"""
RAG Watcher Module for Boring MCP
Automatically detects file changes and triggers incremental RAG re-indexing.
"""
import logging
import threading
import time
from collections.abc import Callable
from pathlib import Path
logger = logging.getLogger(__name__)
class RAGWatcher:
"""
Watches for file changes and triggers RAG re-indexing.
Uses polling for maximum compatibility (no external dependencies).
Debounces changes to avoid excessive re-indexing.
"""
# Extensions to watch
WATCHED_EXTENSIONS = {
".py",
".js",
".ts",
".jsx",
".tsx",
".java",
".go",
".rs",
".rb",
".php",
".c",
".cpp",
".h",
".hpp",
".cs",
".swift",
".kt",
".scala",
".md",
".txt",
".json",
".yaml",
".yml",
".toml",
}
# Directories to ignore
IGNORED_DIRS = {
".git",
".boring_memory",
".boring_brain",
"node_modules",
"__pycache__",
".venv",
"venv",
".env",
"dist",
"build",
".next",
"target",
}
def __init__(
self,
project_root: Path,
debounce_seconds: float = 2.0,
poll_interval: float = 1.0,
):
self.project_root = Path(project_root)
self.debounce_seconds = debounce_seconds
self.poll_interval = poll_interval
self._running = False
self._thread: threading.Thread | None = None
self._file_mtimes: dict[str, float] = {}
self._last_change_time: float = 0
self._pending_reindex = False
self._on_change_callback: Callable[[], None] | None = None
def start(self, on_change: Callable[[], None] | None = None) -> bool:
"""
Start watching for file changes.
Args:
on_change: Optional callback when changes are detected
Returns:
True if started successfully
"""
if self._running:
return False
self._on_change_callback = on_change
self._running = True
self._file_mtimes = self._scan_files()
self._thread = threading.Thread(target=self._watch_loop, daemon=True)
self._thread.start()
logger.info(f"RAG Watcher started for {self.project_root}")
return True
def stop(self) -> bool:
"""Stop watching for file changes."""
if not self._running:
return False
self._running = False
if self._thread:
self._thread.join(timeout=2.0)
self._thread = None
logger.info("RAG Watcher stopped")
return True
def _scan_files(self) -> dict[str, float]:
"""Scan project files and get their modification times."""
mtimes = {}
try:
for path in self.project_root.rglob("*"):
if path.is_file() and self._should_watch(path):
try:
mtimes[str(path)] = path.stat().st_mtime
except OSError:
pass
except Exception as e:
logger.warning(f"Error scanning files: {e}")
return mtimes
def _should_watch(self, path: Path) -> bool:
"""Check if file should be watched."""
# Check extension
if path.suffix.lower() not in self.WATCHED_EXTENSIONS:
return False
# Check ignored directories
for part in path.parts:
if part in self.IGNORED_DIRS:
return False
return True
def _watch_loop(self):
"""Main watch loop."""
while self._running:
try:
current_mtimes = self._scan_files()
changed = self._detect_changes(current_mtimes)
if changed:
self._last_change_time = time.time()
self._pending_reindex = True
logger.debug(f"Detected {len(changed)} file changes")

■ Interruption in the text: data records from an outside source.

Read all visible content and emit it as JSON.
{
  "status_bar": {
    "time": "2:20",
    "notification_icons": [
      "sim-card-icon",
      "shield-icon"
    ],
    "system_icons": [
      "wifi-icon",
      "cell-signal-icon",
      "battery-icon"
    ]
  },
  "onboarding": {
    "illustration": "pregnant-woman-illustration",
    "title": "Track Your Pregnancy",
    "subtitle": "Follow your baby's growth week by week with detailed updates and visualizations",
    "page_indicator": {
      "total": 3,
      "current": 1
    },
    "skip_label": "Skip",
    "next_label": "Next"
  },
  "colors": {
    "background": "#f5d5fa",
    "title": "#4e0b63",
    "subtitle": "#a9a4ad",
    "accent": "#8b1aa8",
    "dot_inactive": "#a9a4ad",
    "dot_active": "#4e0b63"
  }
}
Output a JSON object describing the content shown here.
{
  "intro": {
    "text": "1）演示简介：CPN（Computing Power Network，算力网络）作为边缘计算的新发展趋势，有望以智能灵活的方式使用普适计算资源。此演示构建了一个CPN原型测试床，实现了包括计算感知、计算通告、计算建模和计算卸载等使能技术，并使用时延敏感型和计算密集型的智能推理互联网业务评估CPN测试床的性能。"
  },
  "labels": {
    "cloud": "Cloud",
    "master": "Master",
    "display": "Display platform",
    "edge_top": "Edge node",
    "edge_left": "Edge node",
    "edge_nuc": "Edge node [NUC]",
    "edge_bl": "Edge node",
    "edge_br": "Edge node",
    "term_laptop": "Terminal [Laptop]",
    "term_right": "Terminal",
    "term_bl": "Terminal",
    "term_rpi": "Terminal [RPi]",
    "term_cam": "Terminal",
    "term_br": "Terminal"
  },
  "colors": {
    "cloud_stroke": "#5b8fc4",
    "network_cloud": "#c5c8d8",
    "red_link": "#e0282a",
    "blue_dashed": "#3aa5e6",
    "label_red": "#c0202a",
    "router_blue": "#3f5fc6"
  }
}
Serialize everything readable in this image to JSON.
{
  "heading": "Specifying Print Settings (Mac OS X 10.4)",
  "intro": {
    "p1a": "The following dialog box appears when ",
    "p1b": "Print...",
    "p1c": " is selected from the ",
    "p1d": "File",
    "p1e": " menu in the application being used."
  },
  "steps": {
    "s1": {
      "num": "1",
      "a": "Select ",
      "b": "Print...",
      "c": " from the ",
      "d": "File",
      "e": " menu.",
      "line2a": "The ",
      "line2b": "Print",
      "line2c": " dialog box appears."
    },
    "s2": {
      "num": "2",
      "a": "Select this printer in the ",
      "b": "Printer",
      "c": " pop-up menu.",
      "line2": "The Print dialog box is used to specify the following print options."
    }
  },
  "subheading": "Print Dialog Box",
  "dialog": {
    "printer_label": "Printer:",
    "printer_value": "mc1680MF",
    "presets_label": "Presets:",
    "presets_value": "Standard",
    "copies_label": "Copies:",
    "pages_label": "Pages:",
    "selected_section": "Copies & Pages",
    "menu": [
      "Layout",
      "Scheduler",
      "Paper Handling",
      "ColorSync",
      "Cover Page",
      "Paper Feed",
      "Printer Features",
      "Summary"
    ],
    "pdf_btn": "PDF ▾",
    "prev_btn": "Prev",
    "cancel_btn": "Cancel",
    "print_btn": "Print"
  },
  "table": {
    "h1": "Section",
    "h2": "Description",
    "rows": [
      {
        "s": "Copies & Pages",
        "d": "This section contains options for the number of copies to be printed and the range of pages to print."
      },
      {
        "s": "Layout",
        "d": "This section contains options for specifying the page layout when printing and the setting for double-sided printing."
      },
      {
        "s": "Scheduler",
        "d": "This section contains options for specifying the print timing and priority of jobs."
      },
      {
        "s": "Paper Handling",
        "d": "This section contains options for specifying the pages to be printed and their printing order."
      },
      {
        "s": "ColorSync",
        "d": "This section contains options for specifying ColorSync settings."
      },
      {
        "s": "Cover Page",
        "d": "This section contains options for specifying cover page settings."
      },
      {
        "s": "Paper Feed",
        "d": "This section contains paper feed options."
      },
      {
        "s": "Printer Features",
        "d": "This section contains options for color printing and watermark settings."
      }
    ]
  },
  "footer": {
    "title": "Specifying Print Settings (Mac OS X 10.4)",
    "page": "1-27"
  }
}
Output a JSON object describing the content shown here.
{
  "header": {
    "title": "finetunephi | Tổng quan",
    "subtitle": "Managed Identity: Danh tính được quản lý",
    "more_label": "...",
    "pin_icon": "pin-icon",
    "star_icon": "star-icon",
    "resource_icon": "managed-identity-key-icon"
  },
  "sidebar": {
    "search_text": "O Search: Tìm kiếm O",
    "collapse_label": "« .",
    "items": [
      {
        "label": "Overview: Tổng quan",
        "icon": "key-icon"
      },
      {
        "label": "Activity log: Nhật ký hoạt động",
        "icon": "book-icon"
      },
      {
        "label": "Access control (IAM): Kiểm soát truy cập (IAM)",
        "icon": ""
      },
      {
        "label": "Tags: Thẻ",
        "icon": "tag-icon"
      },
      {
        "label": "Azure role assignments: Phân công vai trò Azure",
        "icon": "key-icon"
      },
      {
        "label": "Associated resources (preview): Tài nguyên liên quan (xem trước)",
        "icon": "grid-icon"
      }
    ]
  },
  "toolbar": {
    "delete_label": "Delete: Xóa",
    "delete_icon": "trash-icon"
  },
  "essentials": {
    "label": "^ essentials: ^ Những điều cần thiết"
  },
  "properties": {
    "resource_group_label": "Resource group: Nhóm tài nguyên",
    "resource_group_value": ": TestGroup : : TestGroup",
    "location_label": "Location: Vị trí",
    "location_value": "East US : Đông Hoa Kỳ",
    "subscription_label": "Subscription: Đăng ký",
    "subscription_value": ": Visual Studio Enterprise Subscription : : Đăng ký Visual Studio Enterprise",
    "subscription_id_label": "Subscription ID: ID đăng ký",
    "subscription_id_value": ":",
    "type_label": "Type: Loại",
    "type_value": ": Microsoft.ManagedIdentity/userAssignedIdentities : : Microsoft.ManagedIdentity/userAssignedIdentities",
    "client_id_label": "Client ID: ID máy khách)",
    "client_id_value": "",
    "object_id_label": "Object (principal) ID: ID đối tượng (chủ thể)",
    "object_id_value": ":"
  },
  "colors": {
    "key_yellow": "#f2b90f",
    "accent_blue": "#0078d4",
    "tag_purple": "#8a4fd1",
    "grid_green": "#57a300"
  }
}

# Check debounce and trigger reindex
if self._pending_reindex:
elapsed = time.time() - self._last_change_time
if elapsed >= self.debounce_seconds:
self._trigger_reindex()
self._pending_reindex = False
self._file_mtimes = current_mtimes
time.sleep(self._poll_interval)
except Exception as e:
logger.error(f"Error in watch loop: {e}")
time.sleep(self.poll_interval)
def _detect_changes(self, current_mtimes: dict[str, float]) -> list[str]:
"""Detect changed files."""
changed = []
# Check for new or modified files
for path, mtime in current_mtimes.items():
if path not in self._file_mtimes:
changed.append(path) # New file
elif self._file_mtimes[path] != mtime:
changed.append(path) # Modified file
# Check for deleted files
for path in self._file_mtimes:
if path not in current_mtimes:
changed.append(path) # Deleted file
return changed
def _trigger_reindex(self):
"""Trigger RAG re-indexing."""
logger.info("Triggering incremental RAG re-index")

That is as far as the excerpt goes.